Abstract
Genetic variation among bacterial strains can contribute to heterogeneity in the severity of chronic inflammatory diseases 1,2, but the degree of variation created by de novo mutation during colonization is not well understood. The inflamed skin of people with atopic dermatitis (AD) is frequently colonized with Staphylococcus aureus, an opportunistic pathogen associated with both asymptomatic colonization of nasal passages and invasive disease 3–6. While genetic risk and barrier disruption are critical to AD initiation 7,8, S. aureus colonization is thought to worsen disease severity by promoting skin damage9,1,4,5,10. Here we show, from tracking 23 children treated for AD over 9 months, that S. aureus adapts via de novo mutations during colonization. Patients’ S. aureus populations are typically dominated by a single lineage, with infrequent invasion by distant lineages. Variants emerge within each lineage with mutation accumulation rates similar to S. aureus in other contexts. Some of these variants replace their ancestors across the body within months, with signatures of adaptive, rather than neutral, forces. Most strikingly, the capsule synthesis gene capD obtained four parallel mutations within one patient and was involved in mutational sweeps in multiple patients. We confirm that selection for capD negativity is common in AD, but not in other contexts, via reanalysis of public S. aureus genomes from 276 people. Our finding of disease-specific selection raises the possibility that adaptation of pathobionts during colonization prolongs the positive feedback cycle of inflammation.

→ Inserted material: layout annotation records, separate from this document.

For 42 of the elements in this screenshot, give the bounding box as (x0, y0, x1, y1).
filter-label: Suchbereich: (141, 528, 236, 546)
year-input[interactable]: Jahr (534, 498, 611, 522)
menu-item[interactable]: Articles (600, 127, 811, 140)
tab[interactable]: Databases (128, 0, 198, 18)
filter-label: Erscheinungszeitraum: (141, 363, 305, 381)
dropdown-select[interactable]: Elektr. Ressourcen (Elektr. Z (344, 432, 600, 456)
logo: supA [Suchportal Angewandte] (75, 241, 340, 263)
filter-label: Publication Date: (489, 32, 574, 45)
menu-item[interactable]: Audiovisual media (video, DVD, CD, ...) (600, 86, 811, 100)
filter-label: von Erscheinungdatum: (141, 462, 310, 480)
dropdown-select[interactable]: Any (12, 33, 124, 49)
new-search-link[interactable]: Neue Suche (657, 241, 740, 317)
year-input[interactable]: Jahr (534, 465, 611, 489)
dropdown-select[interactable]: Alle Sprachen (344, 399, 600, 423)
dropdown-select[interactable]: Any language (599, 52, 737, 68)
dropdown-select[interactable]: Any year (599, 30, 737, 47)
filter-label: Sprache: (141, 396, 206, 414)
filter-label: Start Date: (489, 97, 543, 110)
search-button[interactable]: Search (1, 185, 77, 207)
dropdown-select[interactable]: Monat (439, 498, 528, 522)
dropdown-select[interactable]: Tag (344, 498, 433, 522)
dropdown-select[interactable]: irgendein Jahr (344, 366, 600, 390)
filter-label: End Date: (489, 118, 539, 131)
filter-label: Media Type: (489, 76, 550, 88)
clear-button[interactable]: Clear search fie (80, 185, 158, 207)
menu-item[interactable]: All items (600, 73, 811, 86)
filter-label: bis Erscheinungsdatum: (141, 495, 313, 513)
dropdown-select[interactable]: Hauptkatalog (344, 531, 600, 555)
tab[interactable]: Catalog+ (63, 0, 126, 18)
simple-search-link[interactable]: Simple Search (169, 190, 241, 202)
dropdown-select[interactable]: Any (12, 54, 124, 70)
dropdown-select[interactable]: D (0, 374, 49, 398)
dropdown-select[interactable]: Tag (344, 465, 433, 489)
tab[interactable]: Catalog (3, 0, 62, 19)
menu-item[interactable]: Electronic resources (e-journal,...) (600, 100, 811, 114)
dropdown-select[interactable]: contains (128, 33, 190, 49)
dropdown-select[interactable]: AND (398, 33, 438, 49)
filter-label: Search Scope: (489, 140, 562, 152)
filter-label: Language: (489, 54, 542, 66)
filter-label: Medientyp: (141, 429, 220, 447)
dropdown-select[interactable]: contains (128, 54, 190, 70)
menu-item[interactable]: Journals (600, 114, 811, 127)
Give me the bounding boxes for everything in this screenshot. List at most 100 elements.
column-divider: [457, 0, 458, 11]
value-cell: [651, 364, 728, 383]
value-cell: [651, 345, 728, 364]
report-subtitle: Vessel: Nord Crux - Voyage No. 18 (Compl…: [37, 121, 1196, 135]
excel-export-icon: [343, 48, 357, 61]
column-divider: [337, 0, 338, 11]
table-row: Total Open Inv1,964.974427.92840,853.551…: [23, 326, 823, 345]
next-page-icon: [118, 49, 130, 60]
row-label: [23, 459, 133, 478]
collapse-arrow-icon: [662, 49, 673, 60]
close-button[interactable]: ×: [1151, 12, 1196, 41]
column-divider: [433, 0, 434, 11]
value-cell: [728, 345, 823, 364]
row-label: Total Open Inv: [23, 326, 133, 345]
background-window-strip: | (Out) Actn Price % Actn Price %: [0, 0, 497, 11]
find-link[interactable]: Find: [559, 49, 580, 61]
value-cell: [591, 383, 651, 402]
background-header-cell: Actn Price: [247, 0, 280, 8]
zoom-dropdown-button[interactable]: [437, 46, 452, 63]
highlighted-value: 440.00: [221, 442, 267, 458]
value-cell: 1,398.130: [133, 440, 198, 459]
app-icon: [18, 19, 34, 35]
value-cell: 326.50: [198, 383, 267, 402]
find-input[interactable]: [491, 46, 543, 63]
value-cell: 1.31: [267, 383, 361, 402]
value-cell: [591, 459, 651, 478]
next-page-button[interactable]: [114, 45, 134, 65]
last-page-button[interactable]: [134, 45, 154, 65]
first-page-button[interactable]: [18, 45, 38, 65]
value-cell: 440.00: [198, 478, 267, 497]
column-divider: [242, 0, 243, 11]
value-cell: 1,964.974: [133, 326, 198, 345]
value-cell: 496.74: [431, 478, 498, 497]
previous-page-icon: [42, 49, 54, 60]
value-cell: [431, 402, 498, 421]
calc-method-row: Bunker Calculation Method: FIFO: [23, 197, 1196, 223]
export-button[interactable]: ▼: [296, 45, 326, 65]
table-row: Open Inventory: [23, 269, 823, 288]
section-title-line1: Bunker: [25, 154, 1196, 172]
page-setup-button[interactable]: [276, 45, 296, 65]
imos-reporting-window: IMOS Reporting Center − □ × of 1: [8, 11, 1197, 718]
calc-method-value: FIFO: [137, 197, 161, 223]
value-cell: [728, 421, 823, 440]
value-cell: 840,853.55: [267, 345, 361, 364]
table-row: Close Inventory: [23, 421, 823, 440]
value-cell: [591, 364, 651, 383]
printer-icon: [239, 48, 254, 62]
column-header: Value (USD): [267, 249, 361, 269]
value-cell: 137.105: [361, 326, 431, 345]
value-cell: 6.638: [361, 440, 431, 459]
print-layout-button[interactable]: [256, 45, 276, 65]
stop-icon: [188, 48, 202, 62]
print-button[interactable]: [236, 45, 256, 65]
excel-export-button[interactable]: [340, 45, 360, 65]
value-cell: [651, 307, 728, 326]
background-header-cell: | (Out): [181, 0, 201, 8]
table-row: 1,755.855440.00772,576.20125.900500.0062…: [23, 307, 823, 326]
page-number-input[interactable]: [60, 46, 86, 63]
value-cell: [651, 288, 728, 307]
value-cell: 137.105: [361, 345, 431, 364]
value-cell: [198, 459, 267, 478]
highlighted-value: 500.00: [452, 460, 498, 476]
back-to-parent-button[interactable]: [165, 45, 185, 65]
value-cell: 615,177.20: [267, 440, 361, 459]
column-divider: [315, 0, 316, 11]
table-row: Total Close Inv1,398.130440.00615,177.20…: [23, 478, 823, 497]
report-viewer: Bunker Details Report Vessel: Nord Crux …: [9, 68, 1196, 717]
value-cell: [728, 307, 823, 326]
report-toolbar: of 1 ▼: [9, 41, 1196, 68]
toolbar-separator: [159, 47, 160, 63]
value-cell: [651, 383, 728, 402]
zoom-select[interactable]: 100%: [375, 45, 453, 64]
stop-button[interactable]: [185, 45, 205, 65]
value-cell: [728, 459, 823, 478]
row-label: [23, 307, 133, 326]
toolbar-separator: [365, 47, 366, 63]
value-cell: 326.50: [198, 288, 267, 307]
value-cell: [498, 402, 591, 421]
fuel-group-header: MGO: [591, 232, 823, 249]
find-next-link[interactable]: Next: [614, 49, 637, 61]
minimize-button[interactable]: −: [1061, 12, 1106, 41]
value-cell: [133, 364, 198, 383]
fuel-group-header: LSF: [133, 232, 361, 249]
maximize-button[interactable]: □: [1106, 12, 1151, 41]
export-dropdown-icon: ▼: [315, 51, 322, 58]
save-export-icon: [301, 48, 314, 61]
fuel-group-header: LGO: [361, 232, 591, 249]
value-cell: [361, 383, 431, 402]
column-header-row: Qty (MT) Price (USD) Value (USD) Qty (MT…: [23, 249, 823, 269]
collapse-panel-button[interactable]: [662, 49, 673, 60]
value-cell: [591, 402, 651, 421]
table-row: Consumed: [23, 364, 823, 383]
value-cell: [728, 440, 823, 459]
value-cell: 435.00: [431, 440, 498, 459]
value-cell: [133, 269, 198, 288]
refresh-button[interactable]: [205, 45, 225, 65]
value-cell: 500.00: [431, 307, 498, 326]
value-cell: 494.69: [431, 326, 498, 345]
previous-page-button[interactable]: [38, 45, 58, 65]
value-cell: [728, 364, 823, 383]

Competing Interest Statement
The authors have declared no competing interest.
Footnotes
- To emphasize that we have evidence of S. aureus sweeps in 20 subjects, we now better highlight the across-subject tMRCA analysis by splitting the previous Figure 2 into new Figures 2 and 3. We have accordingly restructered the section 'S. aureus mutants sweep across the body' to mention this analysis early in the text. Notably, this analysis was performed on the earliest possible timepoint for each subject (80% from first visit), and therefore reflects sweeps that happened before the treatment in our study. - We have updated the description of the clinical interventions. In particular, we note that patients applied topical corticosteroids at rates proportional to disease severity and in accordance with best practice and list specific usages in Supplementary Table 1. - We provide evidence that sweeps in common in other subjects via re-analysis of single-timepoint S. aureus diversity in 8 subjects from a prior study in new Extended Data Figure 4.